Differential privacy is often studied under two different models of neighboring datasets: the add-remove model and the swap model. While the swap model is used extensively in the academic literature, many practical libraries use the more conservative add-remove model. However, analysis under the add-remove model can be cumbersome, and obtaining results with tight constants requires some additional work. Here, we study the problem of one-dimensional mean estimation under the add-remove model of differential privacy. We propose a new algorithm and show that it is min-max optimal, that it has the correct constant in the leading term of the mean squared error, and that this constant is the same as the optimal algorithm in the swap model. Our results show that, for mean estimation, the add-remove and swap model give nearly identical error even though the add-remove model cannot treat the size of the dataset as public information.
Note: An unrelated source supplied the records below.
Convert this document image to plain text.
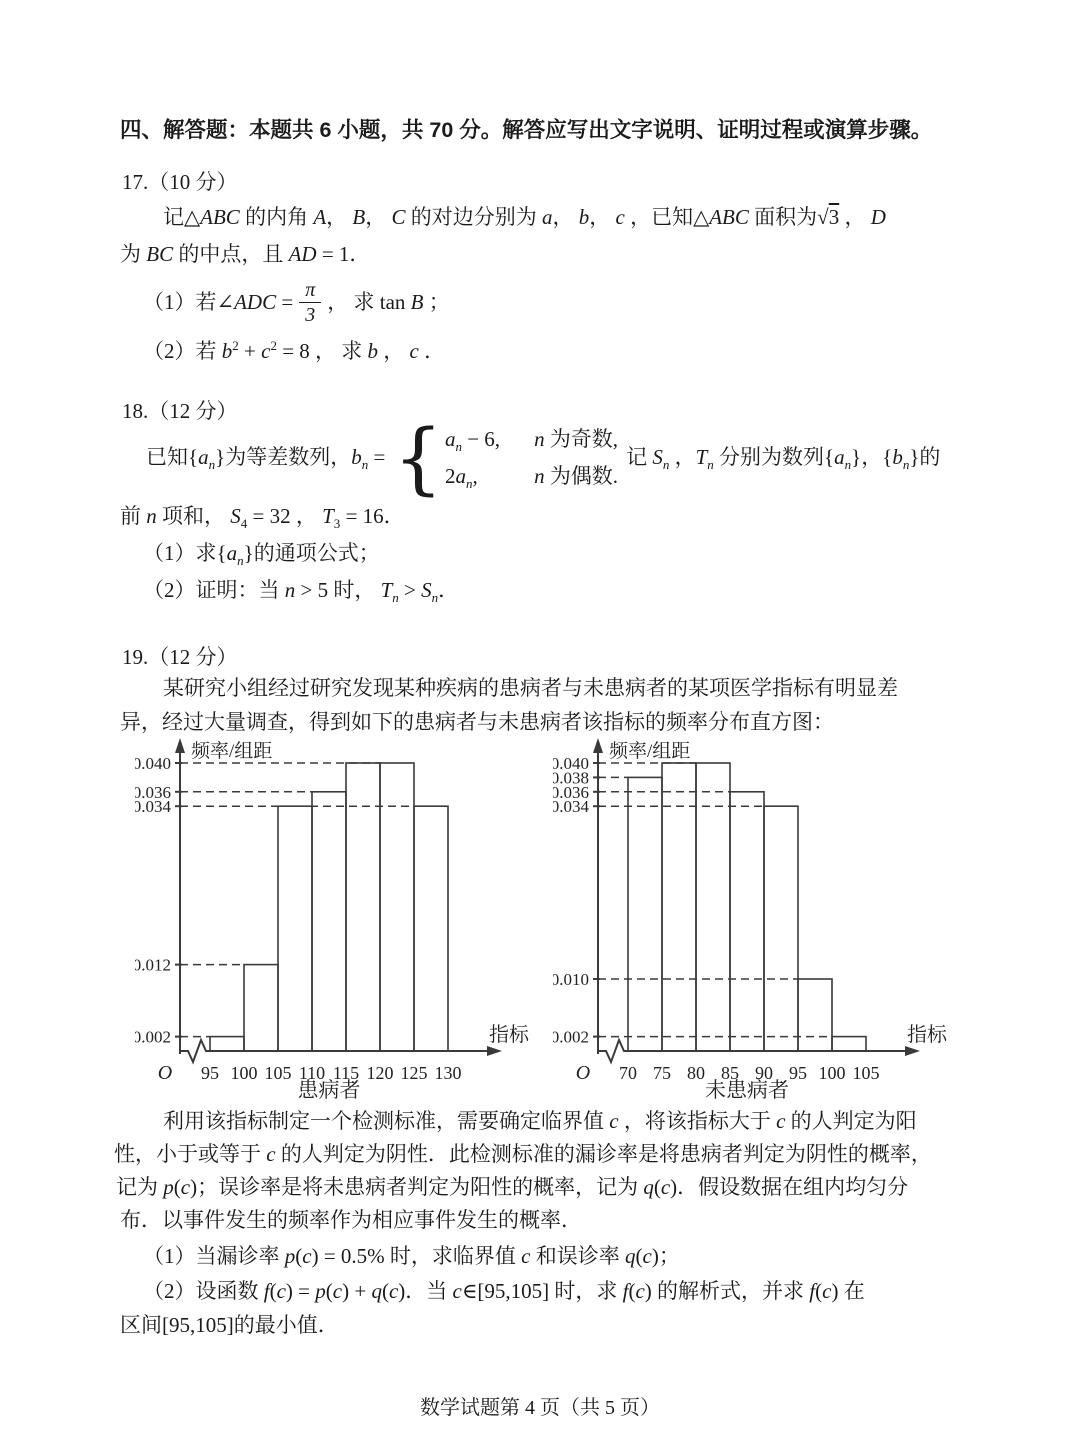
四、解答题：本题共 6 小题，共 70 分。解答应写出文字说明、证明过程或演算步骤。
17.（10 分）
记△ABC 的内角 A， B， C 的对边分别为 a， b， c ，已知△ABC 面积为√3 ， D
为 BC 的中点，且 AD = 1．
（1）若∠ADC = $\frac{\pi}{3}$ ， 求 tan B ；
（2）若 $b^2 + c^2 = 8$ ， 求 b ， c ．
18.（12 分）
已知$\{a_n\}$为等差数列，$b_n$ = { $a_n - 6$, n 为奇数,
$2a_n$,	n 为偶数.
记 $S_n$ ，$T_n$ 分别为数列$\{a_n\}$，$\{b_n\}$的
前 n 项和， $S_4 = 32$ ， $T_3 = 16$．
（1）求$\{a_n\}$的通项公式；
（2）证明：当 n > 5 时， $T_n > S_n$．
19.（12 分）
某研究小组经过研究发现某种疾病的患病者与未患病者的某项医学指标有明显差
异，经过大量调查，得到如下的患病者与未患病者该指标的频率分布直方图：
0.040
0.036
0.034
0.012
0.002
频率/组距
指标
O 95 100 105 110 115 120 125 130
患病者
0.040
0.038
0.036
0.034
0.010
0.002
频率/组距
指标
O 70 75 80 85 90 95 100 105
未患病者
利用该指标制定一个检测标准，需要确定临界值 c ，将该指标大于 c 的人判定为阳
性，小于或等于 c 的人判定为阴性．此检测标准的漏诊率是将患病者判定为阴性的概率，
记为 p(c)；误诊率是将未患病者判定为阳性的概率，记为 q(c)．假设数据在组内均匀分
布．以事件发生的频率作为相应事件发生的概率．
（1）当漏诊率 p(c) = 0.5% 时，求临界值 c 和误诊率 q(c)；
（2）设函数 f(c) = p(c) + q(c)．当 c∈[95,105] 时，求 f(c) 的解析式，并求 f(c) 在
区间[95,105]的最小值．
数学试题第 4 页（共 5 页）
In addition, we demonstrate empirically that our proposed algorithm yields a factor of two improvement in mean squared error over algorithms often used in practice.

翻译：差分隐私通常在两种不同的相邻数据集模型下进行研究：添加-移除模型和交换模型。虽然交换模型在学术文献中被广泛使用，但许多实际库采用更为保守的添加-移除模型。然而，在添加-移除模型下的分析可能较为繁琐，若要获得具有严格常数的结果，还需额外的工作。本文研究了差分隐私添加-移除模型下的一维均值估计问题。我们提出了一种新算法，并证明该算法是极小化最优的，其均方误差主导项中的常数是正确的，且该常数与交换模型中的最优算法相同。我们的结果表明，对于均值估计而言，尽管添加-移除模型无法将数据集大小视为公共信息，但其与交换模型产生的误差近乎相同。此外，我们通过实验证明，与实践中常用的算法相比，本文算法在均方误差上可实现两倍的改进。